I am the Senior Editor at Provoketive. I am the author of the recently published, Discovering the God Imagination. I also serve as Senior Editor for Civitas Press, a boutique publishing firm specializing in inspiring and redemptive ideas. I am developing a new model for publishing and seek to create new opportunities for fresh and creative voices.

Occasionally, I speak on issues of justice, postmodern theology, and living a life in the way of Jesus. I leads workshops on The Practice of Love and Exploring a Postmodern Gospel at BeADisciple.com.

I am a son, a husband, and a father. I live in Folsom, Ca, with my beautiful wife and amazing three children.


The Twisted Tale of Tim Tebow

You gotta like Tim Tebow, even if you don’t like him.

Yesterday, ESPN called Tim Tebow, “the most famous second quarterback in the history of the NFL.” The Tebow hype has come back into full swing as the New York Jets try and figure out what to do with the guy they traded for, yet refuse to play.  Skip Bayless loves him…and countless people still want him…except Rex Ryan, his coach.  Sad.

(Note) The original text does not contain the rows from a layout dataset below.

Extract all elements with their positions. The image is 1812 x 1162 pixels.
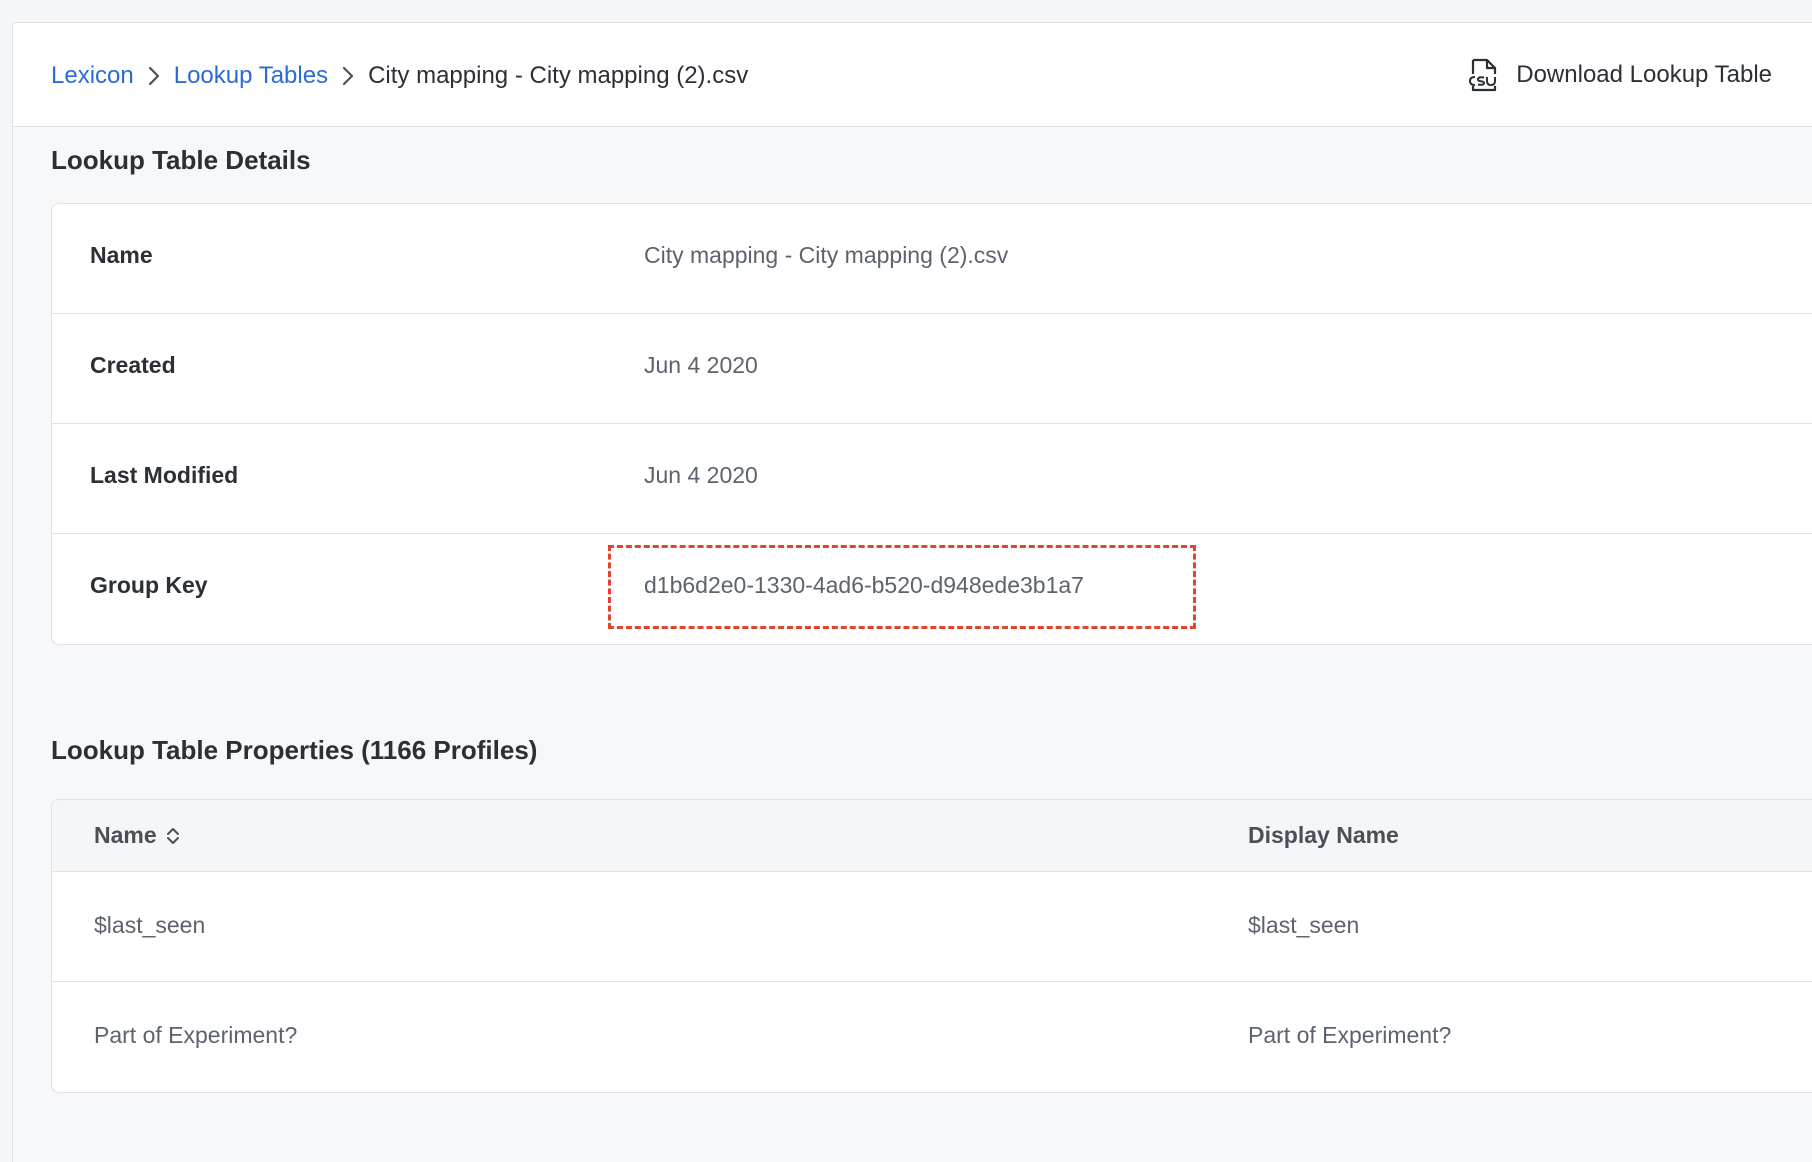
download-label: Download Lookup Table: [1516, 61, 1772, 88]
detail-label: Group Key: [90, 572, 208, 598]
column-header-label: Name: [94, 822, 157, 848]
table-row[interactable]: $last_seen $last_seen: [52, 872, 1812, 982]
breadcrumb: Lexicon Lookup Tables City mapping - Cit…: [51, 59, 748, 93]
cell-display-name: Part of Experiment?: [1248, 1022, 1452, 1048]
chevron-right-icon: [134, 66, 174, 86]
breadcrumb-link-lexicon[interactable]: Lexicon: [51, 62, 134, 90]
table-header: Name Display Name: [52, 800, 1812, 872]
breadcrumb-current: City mapping - City mapping (2).csv: [368, 62, 749, 89]
detail-row-name: Name City mapping - City mapping (2).csv: [52, 204, 1812, 314]
cell-display-name: $last_seen: [1248, 912, 1360, 938]
group-key-value[interactable]: d1b6d2e0-1330-4ad6-b520-d948ede3b1a7: [644, 572, 1084, 599]
column-header-display-name[interactable]: Display Name: [1248, 822, 1399, 849]
column-header-label: Display Name: [1248, 822, 1399, 848]
page-header: Lexicon Lookup Tables City mapping - Cit…: [13, 23, 1812, 127]
details-card: Name City mapping - City mapping (2).csv…: [51, 203, 1812, 645]
sort-icon[interactable]: [165, 825, 181, 847]
properties-section-title: Lookup Table Properties (1166 Profiles): [51, 735, 538, 765]
cell-name: Part of Experiment?: [94, 1022, 298, 1048]
detail-row-created: Created Jun 4 2020: [52, 314, 1812, 424]
properties-table: Name Display Name $last_seen $last_seen …: [51, 799, 1812, 1093]
details-section-title: Lookup Table Details: [51, 145, 311, 175]
content-frame: Lexicon Lookup Tables City mapping - Cit…: [12, 22, 1812, 1162]
breadcrumb-link-lookup-tables[interactable]: Lookup Tables: [174, 62, 328, 90]
download-lookup-table-button[interactable]: Download Lookup Table: [1466, 57, 1772, 93]
detail-label: Name: [90, 242, 153, 268]
detail-label: Created: [90, 352, 176, 378]
detail-value: City mapping - City mapping (2).csv: [644, 242, 1009, 268]
detail-row-last-modified: Last Modified Jun 4 2020: [52, 424, 1812, 534]
cell-name: $last_seen: [94, 912, 206, 938]
detail-value: Jun 4 2020: [644, 352, 758, 378]
table-row[interactable]: Part of Experiment? Part of Experiment?: [52, 982, 1812, 1092]
detail-row-group-key: Group Key d1b6d2e0-1330-4ad6-b520-d948ed…: [52, 534, 1812, 644]
detail-label: Last Modified: [90, 462, 239, 488]
chevron-right-icon: [328, 66, 368, 86]
column-header-name[interactable]: Name: [94, 822, 181, 849]
csv-file-icon: [1469, 58, 1497, 92]
detail-value: Jun 4 2020: [644, 462, 758, 488]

Tebow is famous for late comebacks.  He’s not the best quarterback by any means.  He’s not a great passer, or even a good passer. He intelligent, exceedingly gracious…all good qualities in life, but not necessarily in the locker room. But most importantly, he wins.  That’s what matters in professional sports.  In Denver, he orchestrated countless comebacks to John Elway’s chagrin. You could see John fume on the sidelines as the Tebow kept winning.  It was a strange site. Here was one of the most celebrated QBs of all time, frustrated at winning.  Because every time Tebow won, Elway had to continue the charade he didn’t want to play.  Ironic at best and strange at worst.  Because every time Tebow won, the crowds would chant his name, the pundits would bash him even more, and Tebow would continue to give credit to God.

What’s interesting about this year, is that Tebow is suffering.  The glory isn’t there. Rex Ryan refuses to play him, even though the back-up McElroy is not very good (and now has a concussion), and Mark Sanchez has proven he’s always (also orchestrated by Rex Ryan). Instead of stepping into the Elway charade, Ryan is now choosing to go back to Sanchez, the man he ceremoniously dumped two weeks ago.  And Tebow continues to wait.  His response was to defend his character.

But what’s notably absent for me is the credit to God.  Where his amazing success was attributed to God, his lack of playing time is not.  I really wonder if God has given Tebow this same suffering because of the platform that was built in the previous year.  Because it’s easy to credit God for success.  But it’s hard to credit God for trials and tribulations.  God allows it.  And as frustrating as it is, our faith is defined also by the trials and not just in the successes.  Perhaps Tebow’s greatest act will be in making it through the suffering with grace.  I think he has the character to do it.  But will he give credit to God?

You gotta like Tim Tebow.  I just hope he Tebows (gets down on his knees and prays) in the midst of this as much as he did last year.

  1. I love that Tebow kid.

    I don’t like it when athletes point to the sky or pray when they’ve done something good on the field. I think it makes caricatures out of us and does not help our cause.

    I’m more the kind that likes to get to know someone, find out their troubles in life, speak a bit about my own to them, and then let that person know what Christ Jesus has done for us…for them.

    I hope Tebow has a great career…somewhere.

    • I get that Adam. I think their character speaks louder off the field than on. But Tebow has shown exceptional character both on and off the field.